As described in film magazines, Elizabeth "Liz" Simpkins is the motherless daughter of John Simpkins, the town drunk. Despite the challenges of her home life, Liz manages to graduate with honours from the village high school, even though she has to make her own graduation dress and attend the ceremony alone. She then attempts to support her father and herself by taking in laundry. The village minister, Henry Pennfield, takes an interest in Liz and develops an attraction to her, which she reciprocates.

Meanwhile, Mildred Holcombe, a rich society girl of the village, has fallen in love with Arnold Brice, who claims to be a travelling artist but is in fact selling forgeries. When her disapproving brother Arthur is about to catch Mildred in a clandestine tryst with Brice, Liz hurries to warn the other girl. Mildred is able to flee but Brice traps Liz in his quarters, and when Arthur Holcombe arrives he misinterprets the situation and accuses Liz of having an affair with Brice.

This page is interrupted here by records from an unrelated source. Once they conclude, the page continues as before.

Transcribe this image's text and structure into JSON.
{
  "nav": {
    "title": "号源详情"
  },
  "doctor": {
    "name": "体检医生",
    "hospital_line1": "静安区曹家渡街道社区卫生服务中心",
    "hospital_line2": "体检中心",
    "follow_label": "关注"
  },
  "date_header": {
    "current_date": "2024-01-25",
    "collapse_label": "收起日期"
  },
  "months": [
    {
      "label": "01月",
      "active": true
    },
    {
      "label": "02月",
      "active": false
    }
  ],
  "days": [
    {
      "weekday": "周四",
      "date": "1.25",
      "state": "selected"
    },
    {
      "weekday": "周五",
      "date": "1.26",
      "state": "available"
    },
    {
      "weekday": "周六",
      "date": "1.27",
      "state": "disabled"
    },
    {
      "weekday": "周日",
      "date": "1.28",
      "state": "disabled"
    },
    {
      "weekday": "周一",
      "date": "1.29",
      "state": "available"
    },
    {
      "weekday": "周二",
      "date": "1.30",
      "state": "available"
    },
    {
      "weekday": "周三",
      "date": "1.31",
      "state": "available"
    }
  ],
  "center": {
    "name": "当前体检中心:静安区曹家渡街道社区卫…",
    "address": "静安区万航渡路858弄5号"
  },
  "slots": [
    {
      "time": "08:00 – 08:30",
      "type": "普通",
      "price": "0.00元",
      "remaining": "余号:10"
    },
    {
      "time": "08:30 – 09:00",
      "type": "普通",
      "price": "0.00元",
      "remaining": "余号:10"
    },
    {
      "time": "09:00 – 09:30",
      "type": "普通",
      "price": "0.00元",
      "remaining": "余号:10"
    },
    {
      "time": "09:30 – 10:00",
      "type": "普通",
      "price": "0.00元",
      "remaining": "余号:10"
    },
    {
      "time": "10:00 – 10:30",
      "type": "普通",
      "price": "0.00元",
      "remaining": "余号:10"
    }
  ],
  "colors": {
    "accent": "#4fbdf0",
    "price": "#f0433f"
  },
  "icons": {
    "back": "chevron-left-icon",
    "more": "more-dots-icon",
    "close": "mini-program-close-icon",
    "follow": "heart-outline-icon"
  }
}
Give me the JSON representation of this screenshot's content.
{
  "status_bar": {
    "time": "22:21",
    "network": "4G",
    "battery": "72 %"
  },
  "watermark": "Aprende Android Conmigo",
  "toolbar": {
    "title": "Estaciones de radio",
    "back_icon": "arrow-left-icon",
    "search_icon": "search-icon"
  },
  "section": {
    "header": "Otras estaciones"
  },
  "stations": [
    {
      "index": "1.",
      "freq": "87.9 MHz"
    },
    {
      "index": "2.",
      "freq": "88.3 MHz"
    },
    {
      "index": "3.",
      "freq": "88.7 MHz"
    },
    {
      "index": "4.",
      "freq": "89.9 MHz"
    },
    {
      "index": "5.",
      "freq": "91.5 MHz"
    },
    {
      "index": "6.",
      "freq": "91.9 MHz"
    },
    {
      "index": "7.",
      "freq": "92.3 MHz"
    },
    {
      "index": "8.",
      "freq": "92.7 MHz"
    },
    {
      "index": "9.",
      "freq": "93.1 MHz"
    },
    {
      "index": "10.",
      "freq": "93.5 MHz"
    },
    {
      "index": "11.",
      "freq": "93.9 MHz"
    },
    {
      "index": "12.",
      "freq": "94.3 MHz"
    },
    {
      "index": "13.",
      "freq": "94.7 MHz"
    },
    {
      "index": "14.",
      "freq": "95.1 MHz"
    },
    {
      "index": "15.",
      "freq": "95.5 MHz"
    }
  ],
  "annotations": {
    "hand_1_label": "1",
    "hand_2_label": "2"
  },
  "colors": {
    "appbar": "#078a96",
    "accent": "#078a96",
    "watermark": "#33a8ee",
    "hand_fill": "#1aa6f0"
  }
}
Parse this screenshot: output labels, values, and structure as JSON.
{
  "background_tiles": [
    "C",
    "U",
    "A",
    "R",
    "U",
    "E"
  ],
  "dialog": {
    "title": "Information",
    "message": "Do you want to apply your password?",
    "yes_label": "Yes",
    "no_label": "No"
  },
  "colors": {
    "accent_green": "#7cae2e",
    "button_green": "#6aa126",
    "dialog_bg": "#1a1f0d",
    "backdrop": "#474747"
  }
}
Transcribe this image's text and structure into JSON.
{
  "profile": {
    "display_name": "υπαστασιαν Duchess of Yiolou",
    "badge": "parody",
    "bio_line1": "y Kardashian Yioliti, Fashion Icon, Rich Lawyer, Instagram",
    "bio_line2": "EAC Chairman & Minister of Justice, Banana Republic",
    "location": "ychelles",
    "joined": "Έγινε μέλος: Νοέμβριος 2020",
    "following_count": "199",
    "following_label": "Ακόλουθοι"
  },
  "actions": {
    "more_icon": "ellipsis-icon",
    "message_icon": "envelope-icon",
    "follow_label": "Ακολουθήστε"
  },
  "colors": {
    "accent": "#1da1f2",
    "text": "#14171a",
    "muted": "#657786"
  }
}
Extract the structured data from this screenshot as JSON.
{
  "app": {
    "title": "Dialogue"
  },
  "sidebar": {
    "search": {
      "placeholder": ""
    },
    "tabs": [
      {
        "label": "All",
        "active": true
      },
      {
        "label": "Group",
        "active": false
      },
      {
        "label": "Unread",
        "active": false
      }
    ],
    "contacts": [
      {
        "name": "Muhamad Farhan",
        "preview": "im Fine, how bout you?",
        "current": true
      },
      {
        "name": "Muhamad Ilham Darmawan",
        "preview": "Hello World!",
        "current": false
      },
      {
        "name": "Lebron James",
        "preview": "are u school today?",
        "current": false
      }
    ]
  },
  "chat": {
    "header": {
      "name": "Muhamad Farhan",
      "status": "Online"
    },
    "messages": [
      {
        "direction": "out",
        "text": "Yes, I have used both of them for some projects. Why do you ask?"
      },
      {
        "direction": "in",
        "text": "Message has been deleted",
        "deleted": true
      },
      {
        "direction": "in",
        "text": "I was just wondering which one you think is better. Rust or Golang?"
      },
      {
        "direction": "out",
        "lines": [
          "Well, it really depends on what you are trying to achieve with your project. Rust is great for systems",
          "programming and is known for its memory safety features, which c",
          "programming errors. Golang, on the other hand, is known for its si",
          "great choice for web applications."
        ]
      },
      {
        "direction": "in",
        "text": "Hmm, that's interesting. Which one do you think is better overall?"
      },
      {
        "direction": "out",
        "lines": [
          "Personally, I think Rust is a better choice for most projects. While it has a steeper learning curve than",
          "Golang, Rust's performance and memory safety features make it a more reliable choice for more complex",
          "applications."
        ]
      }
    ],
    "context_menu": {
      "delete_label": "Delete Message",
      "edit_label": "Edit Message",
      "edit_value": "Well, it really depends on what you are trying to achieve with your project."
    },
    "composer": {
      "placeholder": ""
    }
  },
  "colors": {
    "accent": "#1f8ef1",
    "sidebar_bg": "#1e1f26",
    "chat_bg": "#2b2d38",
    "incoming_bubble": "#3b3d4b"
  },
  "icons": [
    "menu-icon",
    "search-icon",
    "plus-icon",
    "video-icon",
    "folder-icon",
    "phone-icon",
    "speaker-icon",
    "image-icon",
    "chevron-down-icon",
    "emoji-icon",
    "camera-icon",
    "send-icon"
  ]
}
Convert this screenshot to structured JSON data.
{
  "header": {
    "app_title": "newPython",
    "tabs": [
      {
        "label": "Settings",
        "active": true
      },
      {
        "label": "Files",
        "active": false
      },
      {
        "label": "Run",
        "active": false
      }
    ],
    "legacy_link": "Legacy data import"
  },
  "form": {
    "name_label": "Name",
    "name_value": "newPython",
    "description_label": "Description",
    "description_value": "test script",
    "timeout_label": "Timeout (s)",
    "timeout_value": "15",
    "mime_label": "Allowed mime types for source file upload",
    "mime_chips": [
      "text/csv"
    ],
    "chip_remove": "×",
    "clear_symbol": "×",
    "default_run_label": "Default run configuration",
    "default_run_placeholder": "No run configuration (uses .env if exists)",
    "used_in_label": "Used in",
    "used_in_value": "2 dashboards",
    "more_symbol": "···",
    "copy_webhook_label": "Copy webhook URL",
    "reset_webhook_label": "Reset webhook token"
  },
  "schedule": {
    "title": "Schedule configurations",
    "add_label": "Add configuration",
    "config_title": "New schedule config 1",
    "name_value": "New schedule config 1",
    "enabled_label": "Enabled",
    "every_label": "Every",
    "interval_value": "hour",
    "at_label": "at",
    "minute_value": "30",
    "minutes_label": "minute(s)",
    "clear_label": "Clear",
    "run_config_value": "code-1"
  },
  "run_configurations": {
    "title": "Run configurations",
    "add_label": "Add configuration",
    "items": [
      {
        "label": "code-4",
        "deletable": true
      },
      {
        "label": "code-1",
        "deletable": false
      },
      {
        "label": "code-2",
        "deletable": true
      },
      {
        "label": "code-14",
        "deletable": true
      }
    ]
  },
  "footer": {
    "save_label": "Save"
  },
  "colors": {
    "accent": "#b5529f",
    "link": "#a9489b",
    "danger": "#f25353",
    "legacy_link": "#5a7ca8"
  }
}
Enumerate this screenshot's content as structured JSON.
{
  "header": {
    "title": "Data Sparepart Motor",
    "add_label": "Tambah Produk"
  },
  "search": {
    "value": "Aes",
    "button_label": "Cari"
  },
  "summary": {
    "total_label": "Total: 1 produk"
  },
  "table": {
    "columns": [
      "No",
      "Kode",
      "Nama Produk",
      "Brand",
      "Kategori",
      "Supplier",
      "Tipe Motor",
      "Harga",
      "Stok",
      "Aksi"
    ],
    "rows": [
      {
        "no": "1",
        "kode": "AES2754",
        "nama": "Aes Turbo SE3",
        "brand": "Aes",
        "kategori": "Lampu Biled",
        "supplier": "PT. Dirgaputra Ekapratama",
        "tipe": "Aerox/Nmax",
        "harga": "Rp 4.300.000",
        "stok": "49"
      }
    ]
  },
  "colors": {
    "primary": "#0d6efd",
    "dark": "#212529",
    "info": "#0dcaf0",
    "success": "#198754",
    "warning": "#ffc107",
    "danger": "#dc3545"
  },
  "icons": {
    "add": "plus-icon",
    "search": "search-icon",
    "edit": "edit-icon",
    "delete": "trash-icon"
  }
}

Liz is unwilling to divulge Mildred's secret, and so the village authorities meet to decide what to do with her. Meanwhile, Liz's father has grown increasingly ill through drinking, and he passes away, leaving Liz an orphan. The authorities decide that Liz must be sent to an institution on account of her supposed inappropriate behaviour.

Liz pleads with Mildred to tell the truth and clear her good name, but Mildred refuses. Pennfield, however, has overheard this conversation. He reveals the truth to Arthur Holcombe, sees that Brice leaves town, resigns his position as minister, and announces that he will wed Liz Simpkins.